Firmy Big Tech nie otworzyły biur w Rosji?
Na razie bez reakcji
W czerwcu br. rosyjska Duma przyjęła ustawę nakazującą zagranicznym serwisom internetowym, które odnotowują powyżej 0,5 mln odwiedzin z Federacji Rosyjskiej, do założenia na jej terenie biur lub zarejestrowania filii. Moskwa dała na to czas gigantom Big Tech do końca 2021 roku.
Ustawa weszła w życie 1 lipca, a 22 listopada rosyjski urząd regulacji telekomunikacji Roskomnadzor opublikował listę 13 firm, które muszą podporządkować się przepisom pod groźbą rozmaitych sankcji, np. zakazu emisji reklam.
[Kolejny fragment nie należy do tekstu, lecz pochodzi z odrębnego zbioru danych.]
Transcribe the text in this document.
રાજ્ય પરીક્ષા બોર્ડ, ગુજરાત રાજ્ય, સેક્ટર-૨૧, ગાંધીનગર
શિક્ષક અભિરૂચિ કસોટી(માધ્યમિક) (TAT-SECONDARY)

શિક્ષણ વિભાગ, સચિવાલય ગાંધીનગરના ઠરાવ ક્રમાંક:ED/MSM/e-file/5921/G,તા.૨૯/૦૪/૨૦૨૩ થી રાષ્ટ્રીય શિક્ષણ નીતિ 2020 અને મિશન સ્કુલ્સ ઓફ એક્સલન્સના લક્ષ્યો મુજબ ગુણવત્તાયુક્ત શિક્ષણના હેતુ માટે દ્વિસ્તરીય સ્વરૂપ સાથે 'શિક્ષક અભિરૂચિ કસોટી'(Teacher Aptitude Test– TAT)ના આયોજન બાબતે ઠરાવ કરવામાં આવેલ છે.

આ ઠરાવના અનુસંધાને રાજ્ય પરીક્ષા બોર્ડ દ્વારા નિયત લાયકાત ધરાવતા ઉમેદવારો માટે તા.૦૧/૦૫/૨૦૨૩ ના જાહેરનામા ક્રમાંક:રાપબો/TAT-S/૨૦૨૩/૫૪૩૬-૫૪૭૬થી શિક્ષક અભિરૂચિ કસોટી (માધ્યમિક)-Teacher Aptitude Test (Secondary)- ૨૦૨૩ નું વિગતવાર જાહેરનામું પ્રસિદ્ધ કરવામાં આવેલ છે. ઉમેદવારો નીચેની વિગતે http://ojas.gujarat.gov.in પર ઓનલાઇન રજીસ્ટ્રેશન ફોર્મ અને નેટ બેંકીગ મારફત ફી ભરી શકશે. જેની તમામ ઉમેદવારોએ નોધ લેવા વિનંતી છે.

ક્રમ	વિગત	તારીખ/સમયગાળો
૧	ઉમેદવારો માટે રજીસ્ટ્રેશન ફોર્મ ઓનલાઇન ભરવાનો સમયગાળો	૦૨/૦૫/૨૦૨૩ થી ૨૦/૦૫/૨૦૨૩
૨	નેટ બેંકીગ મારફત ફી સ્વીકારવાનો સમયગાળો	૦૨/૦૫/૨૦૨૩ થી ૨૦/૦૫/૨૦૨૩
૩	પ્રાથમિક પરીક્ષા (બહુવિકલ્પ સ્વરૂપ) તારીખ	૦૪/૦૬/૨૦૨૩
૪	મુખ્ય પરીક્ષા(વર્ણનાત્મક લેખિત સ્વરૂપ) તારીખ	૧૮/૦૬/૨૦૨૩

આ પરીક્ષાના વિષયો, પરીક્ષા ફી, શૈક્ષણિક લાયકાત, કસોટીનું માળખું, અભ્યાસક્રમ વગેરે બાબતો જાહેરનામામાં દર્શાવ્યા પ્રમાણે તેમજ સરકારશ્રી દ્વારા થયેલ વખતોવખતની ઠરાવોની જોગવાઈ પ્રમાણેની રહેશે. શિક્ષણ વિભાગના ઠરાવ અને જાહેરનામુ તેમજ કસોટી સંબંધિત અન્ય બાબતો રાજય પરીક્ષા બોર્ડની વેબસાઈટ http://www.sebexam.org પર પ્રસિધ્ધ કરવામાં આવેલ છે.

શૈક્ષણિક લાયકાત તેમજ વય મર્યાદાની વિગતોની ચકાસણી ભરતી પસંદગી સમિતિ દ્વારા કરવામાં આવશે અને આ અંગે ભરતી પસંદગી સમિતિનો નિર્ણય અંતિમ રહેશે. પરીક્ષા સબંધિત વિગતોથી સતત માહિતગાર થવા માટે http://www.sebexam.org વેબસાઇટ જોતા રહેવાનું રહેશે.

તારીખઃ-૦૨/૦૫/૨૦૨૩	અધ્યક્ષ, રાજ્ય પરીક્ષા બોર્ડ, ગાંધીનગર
Na liście znalazły się m.in. Alphabet (Google), Meta (Facebook), Twitter, TikTok oraz operator komunikatora Telegram. Wszystkie wymienione firmy zostały w tym roku już ukarane przez Moskwę grzywnami za nieusuwanie nielegalnych treści. Ciekawe, że niektóre z nich mają już biura w Rosji.
Rosja uznała również Apple'a za przedsiębiorstwo, które powinno znaleźć się na liście, ponieważ według urzędników nadużywa pozycji w sektorze urządzeń i aplikacji mobilnych.
Na razie żaden koncern wymieniony przez Roskomnadzor nie skomentował opublikowania listy.
Wygląda na to, że korporacje Big Tech nie dostosowały się do przepisów ustawy z lata 2021 r. i biur w Rosji nie otworzyły. Czy po Nowym Roku czekają je represje ze strony rosyjskich urzędów?